Maandelijks archief: april 2024

Het hoger beroep van Shell gaat ergens om!

Met het hoger beroep van Shell tegen Milieudefensie is de ‘rechtszaak van de eeuw’ een tweede fase ingegaan. Shell vecht met name de opgelegde 45% CO2-reductie bij zijn klanten aan. Die zogenaamde ‘scope-3’ uitstoot is 15 tot 20 maal zo groot als de scope-1 en scope-2 uitstoot in en om Shells eigen operatie (die Shell net als elk ander bedrijf sowieso moet reduceren). Scope-3 uitstoot is alle CO2 die u en ik uitstoten als we op Shell-benzine rijden. Laten we de opgelegde 45% reductieplicht van die scope-3 uitstoot eens afpellen als een ui.

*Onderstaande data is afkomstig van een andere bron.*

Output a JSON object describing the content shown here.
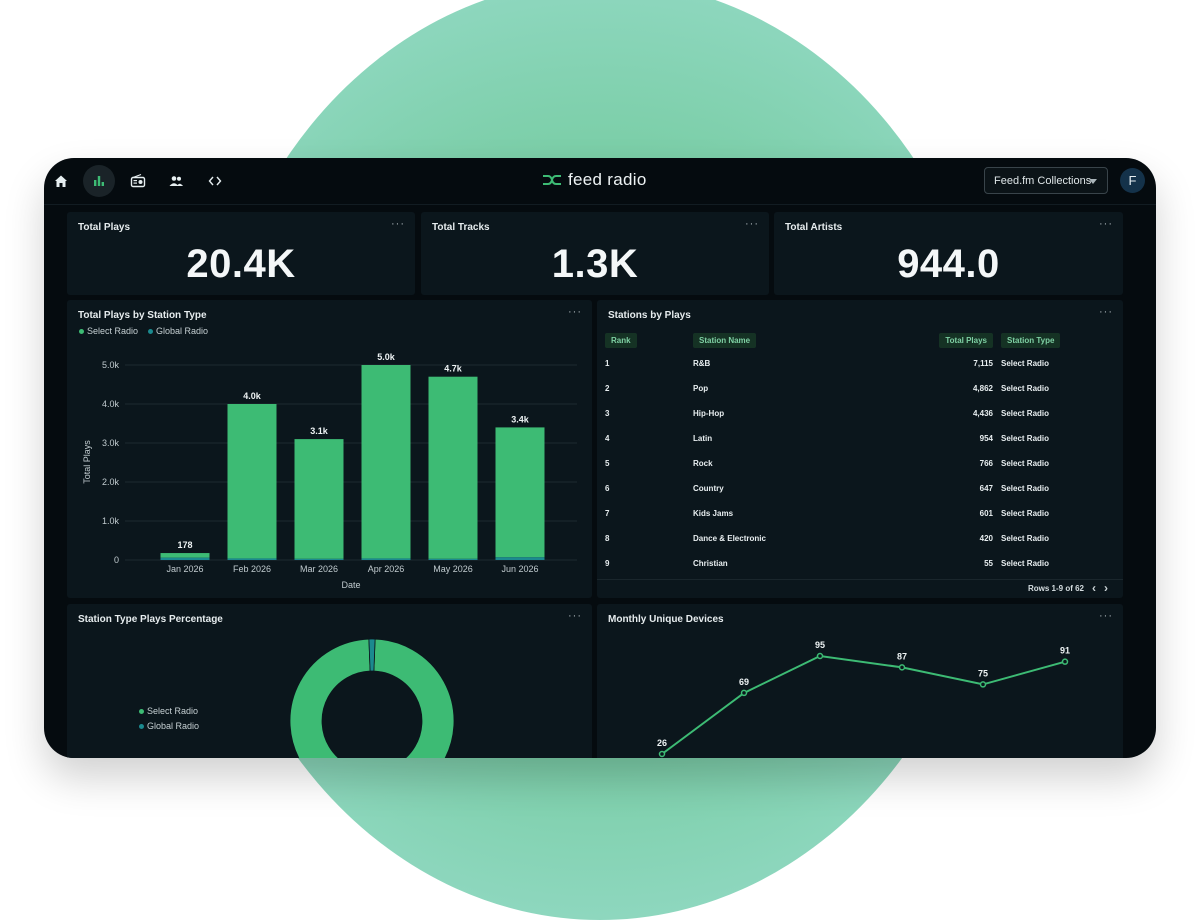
{
  "brand": {
    "name": "feed radio"
  },
  "nav": {
    "icons": [
      "home-icon",
      "bar-chart-icon",
      "radio-icon",
      "people-icon",
      "code-icon"
    ]
  },
  "collections_select": {
    "value": "Feed.fm Collections"
  },
  "user": {
    "initial": "F"
  },
  "kpis": [
    {
      "title": "Total Plays",
      "value": "20.4K"
    },
    {
      "title": "Total Tracks",
      "value": "1.3K"
    },
    {
      "title": "Total Artists",
      "value": "944.0"
    }
  ],
  "menu_glyph": "···",
  "plays_by_type": {
    "title": "Total Plays by Station Type",
    "legend": [
      "Select Radio",
      "Global Radio"
    ]
  },
  "stations_table": {
    "title": "Stations by Plays",
    "columns": [
      "Rank",
      "Station Name",
      "Total Plays",
      "Station Type"
    ],
    "rows": [
      [
        "1",
        "R&B",
        "7,115",
        "Select Radio"
      ],
      [
        "2",
        "Pop",
        "4,862",
        "Select Radio"
      ],
      [
        "3",
        "Hip-Hop",
        "4,436",
        "Select Radio"
      ],
      [
        "4",
        "Latin",
        "954",
        "Select Radio"
      ],
      [
        "5",
        "Rock",
        "766",
        "Select Radio"
      ],
      [
        "6",
        "Country",
        "647",
        "Select Radio"
      ],
      [
        "7",
        "Kids Jams",
        "601",
        "Select Radio"
      ],
      [
        "8",
        "Dance & Electronic",
        "420",
        "Select Radio"
      ],
      [
        "9",
        "Christian",
        "55",
        "Select Radio"
      ]
    ],
    "rows_info": "Rows 1-9 of 62"
  },
  "percentage_chart": {
    "title": "Station Type Plays Percentage",
    "legend": [
      "Select Radio",
      "Global Radio"
    ]
  },
  "devices_chart": {
    "title": "Monthly Unique Devices"
  },
  "colors": {
    "select_radio": "#3dbb74",
    "global_radio": "#1b8a8f",
    "background": "#050b0f"
  },
  "chart_data": [
    {
      "type": "bar",
      "title": "Total Plays by Station Type",
      "xlabel": "Date",
      "ylabel": "Total Plays",
      "categories": [
        "Jan 2026",
        "Feb 2026",
        "Mar 2026",
        "Apr 2026",
        "May 2026",
        "Jun 2026"
      ],
      "series": [
        {
          "name": "Select Radio",
          "values": [
            120,
            3960,
            3070,
            4960,
            4670,
            3330
          ]
        },
        {
          "name": "Global Radio",
          "values": [
            58,
            40,
            30,
            40,
            30,
            70
          ]
        }
      ],
      "data_labels": [
        "178",
        "4.0k",
        "3.1k",
        "5.0k",
        "4.7k",
        "3.4k"
      ],
      "yticks": [
        "0",
        "1.0k",
        "2.0k",
        "3.0k",
        "4.0k",
        "5.0k"
      ],
      "ylim": [
        0,
        5000
      ],
      "legend": "top-left",
      "grid": true
    },
    {
      "type": "pie",
      "title": "Station Type Plays Percentage",
      "categories": [
        "Select Radio",
        "Global Radio"
      ],
      "values": [
        98.8,
        1.2
      ],
      "legend": "left"
    },
    {
      "type": "line",
      "title": "Monthly Unique Devices",
      "values": [
        26,
        69,
        95,
        87,
        75,
        91
      ],
      "labels": [
        "26",
        "69",
        "95",
        "87",
        "75",
        "91"
      ]
    }
  ]
}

Shell of welke andere oliemaatschappij dan ook is op geen enkele wijze moreel of juridisch gehouden aan het blijven leveren van evenveel energie, of aan het aanbieden van een alternatief voor olie en gas. Shell kan u en mij op geen enkele manier dwingen om minder (hard) te rijden, of om een kleinere of een elektrische auto te kopen. Shell kan wel minder olieproducten gaan leveren en tankstations sluiten, maar dan gaan u en ik naar Esso of BP aangezien die hun scope-3 (d.w.z. uw en mijn) uitstoot niet hoeven te reduceren. Shell heeft derhalve geen enkele concrete mogelijkheid om de CO2-uitstoot van zijn klanten te reduceren.

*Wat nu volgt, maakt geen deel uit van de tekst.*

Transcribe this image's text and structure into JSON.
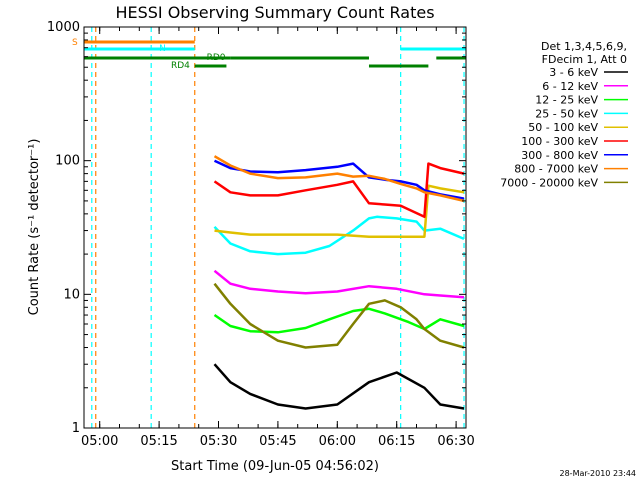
{
  "chart_data": {
    "type": "line",
    "title": "HESSI Observing Summary Count Rates",
    "xlabel": "Start Time (09-Jun-05 04:56:02)",
    "ylabel": "Count Rate (s⁻¹ detector⁻¹)",
    "yscale": "log",
    "ylim": [
      1,
      1000
    ],
    "xlim": [
      "04:56:02",
      "06:32:30"
    ],
    "x_ticks": [
      "05:00",
      "05:15",
      "05:30",
      "05:45",
      "06:00",
      "06:15",
      "06:30"
    ],
    "y_ticks": [
      "1",
      "10",
      "100",
      "1000"
    ],
    "legend_header": [
      "Det 1,3,4,5,6,9,",
      "FDecim 1, Att 0"
    ],
    "legend_position": "right",
    "series": [
      {
        "name": "3 - 6 keV",
        "color": "#000000",
        "points": [
          [
            "05:29",
            3.0
          ],
          [
            "05:33",
            2.2
          ],
          [
            "05:38",
            1.8
          ],
          [
            "05:45",
            1.5
          ],
          [
            "05:52",
            1.4
          ],
          [
            "06:00",
            1.5
          ],
          [
            "06:08",
            2.2
          ],
          [
            "06:15",
            2.6
          ],
          [
            "06:22",
            2.0
          ],
          [
            "06:26",
            1.5
          ],
          [
            "06:32",
            1.4
          ]
        ]
      },
      {
        "name": "6 - 12 keV",
        "color": "#ff00ff",
        "points": [
          [
            "05:29",
            15
          ],
          [
            "05:33",
            12
          ],
          [
            "05:38",
            11
          ],
          [
            "05:45",
            10.5
          ],
          [
            "05:52",
            10.2
          ],
          [
            "06:00",
            10.5
          ],
          [
            "06:08",
            11.5
          ],
          [
            "06:15",
            11
          ],
          [
            "06:22",
            10
          ],
          [
            "06:26",
            9.8
          ],
          [
            "06:32",
            9.5
          ]
        ]
      },
      {
        "name": "12 - 25 keV",
        "color": "#00ff00",
        "points": [
          [
            "05:29",
            7
          ],
          [
            "05:33",
            5.8
          ],
          [
            "05:38",
            5.3
          ],
          [
            "05:45",
            5.2
          ],
          [
            "05:52",
            5.6
          ],
          [
            "05:58",
            6.5
          ],
          [
            "06:04",
            7.5
          ],
          [
            "06:08",
            7.8
          ],
          [
            "06:12",
            7.2
          ],
          [
            "06:18",
            6.2
          ],
          [
            "06:22",
            5.5
          ],
          [
            "06:26",
            6.5
          ],
          [
            "06:32",
            5.8
          ]
        ]
      },
      {
        "name": "25 - 50 keV",
        "color": "#00ffff",
        "points": [
          [
            "05:29",
            32
          ],
          [
            "05:33",
            24
          ],
          [
            "05:38",
            21
          ],
          [
            "05:45",
            20
          ],
          [
            "05:52",
            20.5
          ],
          [
            "05:58",
            23
          ],
          [
            "06:04",
            30
          ],
          [
            "06:08",
            37
          ],
          [
            "06:10",
            38
          ],
          [
            "06:15",
            37
          ],
          [
            "06:20",
            35
          ],
          [
            "06:22",
            30
          ],
          [
            "06:26",
            31
          ],
          [
            "06:32",
            26
          ]
        ]
      },
      {
        "name": "50 - 100 keV",
        "color": "#e0c000",
        "points": [
          [
            "05:29",
            30
          ],
          [
            "05:33",
            29
          ],
          [
            "05:38",
            28
          ],
          [
            "05:45",
            28
          ],
          [
            "05:52",
            28
          ],
          [
            "06:00",
            28
          ],
          [
            "06:08",
            27
          ],
          [
            "06:15",
            27
          ],
          [
            "06:22",
            27
          ],
          [
            "06:23",
            65
          ],
          [
            "06:26",
            62
          ],
          [
            "06:32",
            58
          ]
        ]
      },
      {
        "name": "100 - 300 keV",
        "color": "#ff0000",
        "points": [
          [
            "05:29",
            70
          ],
          [
            "05:33",
            58
          ],
          [
            "05:38",
            55
          ],
          [
            "05:45",
            55
          ],
          [
            "05:52",
            60
          ],
          [
            "06:00",
            66
          ],
          [
            "06:04",
            70
          ],
          [
            "06:08",
            48
          ],
          [
            "06:12",
            47
          ],
          [
            "06:16",
            46
          ],
          [
            "06:22",
            38
          ],
          [
            "06:23",
            95
          ],
          [
            "06:26",
            88
          ],
          [
            "06:32",
            80
          ]
        ]
      },
      {
        "name": "300 - 800 keV",
        "color": "#0000ff",
        "points": [
          [
            "05:29",
            100
          ],
          [
            "05:33",
            88
          ],
          [
            "05:38",
            83
          ],
          [
            "05:45",
            82
          ],
          [
            "05:52",
            85
          ],
          [
            "06:00",
            90
          ],
          [
            "06:04",
            95
          ],
          [
            "06:08",
            75
          ],
          [
            "06:12",
            72
          ],
          [
            "06:16",
            70
          ],
          [
            "06:20",
            66
          ],
          [
            "06:22",
            60
          ],
          [
            "06:26",
            56
          ],
          [
            "06:32",
            52
          ]
        ]
      },
      {
        "name": "800 - 7000 keV",
        "color": "#ff8000",
        "points": [
          [
            "05:29",
            108
          ],
          [
            "05:33",
            92
          ],
          [
            "05:38",
            80
          ],
          [
            "05:45",
            74
          ],
          [
            "05:52",
            75
          ],
          [
            "06:00",
            80
          ],
          [
            "06:04",
            76
          ],
          [
            "06:08",
            77
          ],
          [
            "06:12",
            73
          ],
          [
            "06:16",
            67
          ],
          [
            "06:20",
            62
          ],
          [
            "06:22",
            58
          ],
          [
            "06:26",
            55
          ],
          [
            "06:32",
            50
          ]
        ]
      },
      {
        "name": "7000 - 20000 keV",
        "color": "#808000",
        "points": [
          [
            "05:29",
            12
          ],
          [
            "05:33",
            8.5
          ],
          [
            "05:38",
            6
          ],
          [
            "05:45",
            4.5
          ],
          [
            "05:52",
            4
          ],
          [
            "06:00",
            4.2
          ],
          [
            "06:04",
            6
          ],
          [
            "06:08",
            8.5
          ],
          [
            "06:12",
            9
          ],
          [
            "06:16",
            8
          ],
          [
            "06:20",
            6.5
          ],
          [
            "06:22",
            5.5
          ],
          [
            "06:26",
            4.5
          ],
          [
            "06:32",
            4
          ]
        ]
      }
    ],
    "flags": [
      {
        "label": "S",
        "color": "#ff8000",
        "segments": [
          [
            "04:56:02",
            "05:24"
          ]
        ]
      },
      {
        "label": "N",
        "color": "#00ffff",
        "segments": [
          [
            "04:56:02",
            "05:24"
          ],
          [
            "06:16",
            "06:32:30"
          ]
        ]
      },
      {
        "label": "RD0",
        "color": "#008000",
        "segments": [
          [
            "04:56:02",
            "05:33"
          ],
          [
            "05:33",
            "06:08"
          ],
          [
            "06:25",
            "06:32:30"
          ]
        ]
      },
      {
        "label": "RD4",
        "color": "#008000",
        "segments": [
          [
            "05:24",
            "05:32"
          ],
          [
            "06:08",
            "06:23"
          ]
        ]
      }
    ],
    "vlines": [
      {
        "time": "04:58",
        "color": "#00ffff"
      },
      {
        "time": "04:59",
        "color": "#ff8000"
      },
      {
        "time": "05:13",
        "color": "#00ffff"
      },
      {
        "time": "05:24",
        "color": "#ff8000"
      },
      {
        "time": "06:16",
        "color": "#00ffff"
      },
      {
        "time": "06:32",
        "color": "#00ffff"
      }
    ]
  },
  "footer": {
    "timestamp": "28-Mar-2010 23:44"
  }
}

Ik concludeer dat ons rechtssysteem met dit vonnis ten gunste van Milieudefensie ernstig heeft gedwaald. Eén bedrijf in de wereldwijde olie- en gasindustrie is verantwoordelijk gesteld voor de gedragingen en CO2-emissies van zijn klanten (u en ik), en tevens is het principe van een gelijk speelveld in die markt te grabbel gegooid. Ik hoop en verwacht dat Shell dit onbegrijpelijke vonnis met succes van tafel krijgt, niet omdat ik geen fossiel wil reduceren maar omdat onze rechtsstaat en welvaartsstaat in het geding zijn.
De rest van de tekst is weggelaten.